6.11 European Observatory

67 It is a matter for regret that the absence of funding has so far prevented the establishment of a European observatory on offences relating to cultural property. As mentioned earlier, this was the subject of discussion and negotiation among the experts within the PC-IBC. The observatory was intended to be a central mechanism to support the Committee of the Parties in facilitating implementation of the Convention. I would strongly argue that the potential added value of such a permanent institution, systematically monitoring and co-ordinating efforts in fighting cultural property crimes, is such that ways of establishing it should continue to be explored. In the meantime we recommended in the Assembly Opinion 293 (2017) that one of the important intended functions of the observatory, that of maintaining a record of offences relating to cultural property, should be discharged by the Committee of the Parties, which will be responsible for monitoring and facilitating the implementation of the new Convention and empowered to make recommendations.

7 Conclusion

68 By obliging States to criminalise the deliberate destruction and illegal trafficking of cultural heritage, to co-operate and harmonise national laws, the new Council of Europe Convention on Offences related to Cultural Property will build on previous conventions (the Hague, UNESCO and UNIDROIT Conventions) and the various European Union regulations and directives, and therefore “close the circle” by addressing the gaps which remain in the criminal law.

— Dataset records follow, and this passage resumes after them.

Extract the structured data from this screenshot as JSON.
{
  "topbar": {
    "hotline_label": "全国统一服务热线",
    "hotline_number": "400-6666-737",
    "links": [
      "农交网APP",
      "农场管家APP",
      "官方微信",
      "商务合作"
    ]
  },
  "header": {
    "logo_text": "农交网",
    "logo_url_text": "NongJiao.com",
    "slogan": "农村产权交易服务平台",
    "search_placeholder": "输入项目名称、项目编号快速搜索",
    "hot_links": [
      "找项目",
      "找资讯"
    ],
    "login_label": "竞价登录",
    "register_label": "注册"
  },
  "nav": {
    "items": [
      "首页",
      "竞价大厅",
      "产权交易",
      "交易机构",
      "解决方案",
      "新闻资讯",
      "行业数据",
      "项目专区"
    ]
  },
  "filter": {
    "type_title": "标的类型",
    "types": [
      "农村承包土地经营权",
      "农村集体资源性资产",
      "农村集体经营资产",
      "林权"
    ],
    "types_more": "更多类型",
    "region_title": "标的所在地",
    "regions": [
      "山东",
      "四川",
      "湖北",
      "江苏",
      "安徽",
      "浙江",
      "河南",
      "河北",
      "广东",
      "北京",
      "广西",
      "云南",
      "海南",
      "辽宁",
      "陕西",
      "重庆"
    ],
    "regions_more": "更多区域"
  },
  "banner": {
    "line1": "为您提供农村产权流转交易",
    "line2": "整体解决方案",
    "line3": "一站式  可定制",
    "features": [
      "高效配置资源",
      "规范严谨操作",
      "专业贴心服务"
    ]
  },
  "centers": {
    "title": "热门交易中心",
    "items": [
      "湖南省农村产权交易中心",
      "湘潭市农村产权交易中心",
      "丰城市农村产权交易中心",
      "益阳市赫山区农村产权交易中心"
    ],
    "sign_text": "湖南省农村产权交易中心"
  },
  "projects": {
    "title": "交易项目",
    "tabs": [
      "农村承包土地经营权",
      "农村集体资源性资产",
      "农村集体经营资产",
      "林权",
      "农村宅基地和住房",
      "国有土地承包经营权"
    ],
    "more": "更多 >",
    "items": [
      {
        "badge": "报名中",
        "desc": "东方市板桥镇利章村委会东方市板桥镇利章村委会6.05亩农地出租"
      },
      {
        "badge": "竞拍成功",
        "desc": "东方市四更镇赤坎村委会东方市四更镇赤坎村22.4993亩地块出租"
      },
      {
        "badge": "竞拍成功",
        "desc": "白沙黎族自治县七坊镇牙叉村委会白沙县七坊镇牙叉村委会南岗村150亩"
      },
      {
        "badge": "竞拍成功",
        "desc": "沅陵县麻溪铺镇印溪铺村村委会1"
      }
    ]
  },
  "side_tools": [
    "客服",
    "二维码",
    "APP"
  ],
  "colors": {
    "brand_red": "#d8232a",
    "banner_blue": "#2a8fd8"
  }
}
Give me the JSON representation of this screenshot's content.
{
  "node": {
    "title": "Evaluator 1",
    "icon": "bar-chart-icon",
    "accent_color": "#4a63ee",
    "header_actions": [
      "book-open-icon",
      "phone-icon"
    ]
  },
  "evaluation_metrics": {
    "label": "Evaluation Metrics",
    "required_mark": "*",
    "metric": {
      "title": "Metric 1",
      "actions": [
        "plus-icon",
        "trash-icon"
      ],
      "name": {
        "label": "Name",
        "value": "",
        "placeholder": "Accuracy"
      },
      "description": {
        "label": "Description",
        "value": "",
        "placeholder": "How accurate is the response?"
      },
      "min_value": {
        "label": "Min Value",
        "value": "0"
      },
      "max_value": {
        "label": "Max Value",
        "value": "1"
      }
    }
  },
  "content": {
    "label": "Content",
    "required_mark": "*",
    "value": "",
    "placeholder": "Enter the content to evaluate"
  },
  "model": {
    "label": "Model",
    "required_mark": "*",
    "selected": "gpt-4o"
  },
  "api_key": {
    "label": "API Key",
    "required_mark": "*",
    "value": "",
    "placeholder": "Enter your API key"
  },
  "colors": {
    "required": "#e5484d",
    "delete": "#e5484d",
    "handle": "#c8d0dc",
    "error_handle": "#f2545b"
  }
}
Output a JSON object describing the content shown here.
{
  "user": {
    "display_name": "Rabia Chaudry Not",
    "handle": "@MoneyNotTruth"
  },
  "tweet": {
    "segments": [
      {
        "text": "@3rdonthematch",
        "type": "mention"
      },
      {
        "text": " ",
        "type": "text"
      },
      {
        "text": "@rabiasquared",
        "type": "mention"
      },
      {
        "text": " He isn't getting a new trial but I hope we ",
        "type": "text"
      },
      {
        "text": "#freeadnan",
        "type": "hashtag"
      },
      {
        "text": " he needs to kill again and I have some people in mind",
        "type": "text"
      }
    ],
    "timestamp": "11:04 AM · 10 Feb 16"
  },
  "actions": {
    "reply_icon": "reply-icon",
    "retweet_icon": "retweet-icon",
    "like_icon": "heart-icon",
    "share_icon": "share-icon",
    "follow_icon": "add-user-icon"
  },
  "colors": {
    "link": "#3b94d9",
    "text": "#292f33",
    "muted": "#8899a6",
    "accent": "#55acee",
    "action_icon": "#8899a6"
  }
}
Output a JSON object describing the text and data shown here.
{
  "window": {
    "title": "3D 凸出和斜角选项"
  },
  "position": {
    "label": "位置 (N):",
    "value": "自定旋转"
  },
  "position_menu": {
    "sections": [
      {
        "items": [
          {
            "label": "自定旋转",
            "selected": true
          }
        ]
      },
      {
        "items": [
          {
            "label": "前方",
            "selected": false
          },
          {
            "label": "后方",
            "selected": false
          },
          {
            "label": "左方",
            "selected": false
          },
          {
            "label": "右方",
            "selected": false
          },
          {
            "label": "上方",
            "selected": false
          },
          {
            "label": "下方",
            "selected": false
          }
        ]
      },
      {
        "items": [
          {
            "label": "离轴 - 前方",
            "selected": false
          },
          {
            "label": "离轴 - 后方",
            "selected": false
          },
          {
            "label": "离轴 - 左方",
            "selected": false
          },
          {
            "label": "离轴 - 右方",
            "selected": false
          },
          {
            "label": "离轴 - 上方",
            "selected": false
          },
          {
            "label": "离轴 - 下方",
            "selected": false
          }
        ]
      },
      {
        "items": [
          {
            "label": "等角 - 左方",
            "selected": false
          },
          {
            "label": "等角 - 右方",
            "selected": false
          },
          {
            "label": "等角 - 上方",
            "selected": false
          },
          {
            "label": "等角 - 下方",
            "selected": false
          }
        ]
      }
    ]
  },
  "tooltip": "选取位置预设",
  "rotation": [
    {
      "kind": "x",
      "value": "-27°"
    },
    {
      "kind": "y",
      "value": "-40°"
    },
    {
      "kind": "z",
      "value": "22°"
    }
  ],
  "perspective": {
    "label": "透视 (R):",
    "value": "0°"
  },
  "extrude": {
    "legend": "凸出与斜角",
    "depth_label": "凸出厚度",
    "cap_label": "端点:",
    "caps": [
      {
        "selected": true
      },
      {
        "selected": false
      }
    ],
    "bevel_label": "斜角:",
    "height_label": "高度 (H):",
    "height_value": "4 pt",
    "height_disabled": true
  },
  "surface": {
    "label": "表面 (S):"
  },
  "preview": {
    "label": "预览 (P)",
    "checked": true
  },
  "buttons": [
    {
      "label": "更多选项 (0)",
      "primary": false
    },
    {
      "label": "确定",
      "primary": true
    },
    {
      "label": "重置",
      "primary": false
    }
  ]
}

Its wide ratification, entry into force and implementation are therefore crucial.
69 To this end, I would propose the following initiatives that should be undertaken by the Council of Europe to adequately promote the ratification of the new Convention and its implementation. Holding national and regional conferences at this early stage would create a good opportunity for the member States to discuss the thrust of the Convention and its implications in both legislative and policy terms, which would facilitate ratification. Furthermore I believe that some member States may require guidance through “standard model law” to adapt their legislation in order to ratify the Convention. As regards the implementation of the new Convention, alongside the existing conventions and European Union directives and regulations, I firmly believe member States would need a permanent platform to gather and exchange information in order to counter illicit trade in cultural property most efficiently. I would therefore recommend that the Committee of Ministers explore possibilities of creating and funding such a platform (an observatory) together with UNESCO, Interpol and the European Union. Perhaps this could be also envisaged through an enlarged partial agreement similar to the Cultural Routes Programme. The Council of Europe should undertake a feasibility study to this end. Finally, with a view to widening co-operation through criminal law globally, I would suggest co-operating with UNESCO to promote the new Council of Europe Convention for ratification by non-member States.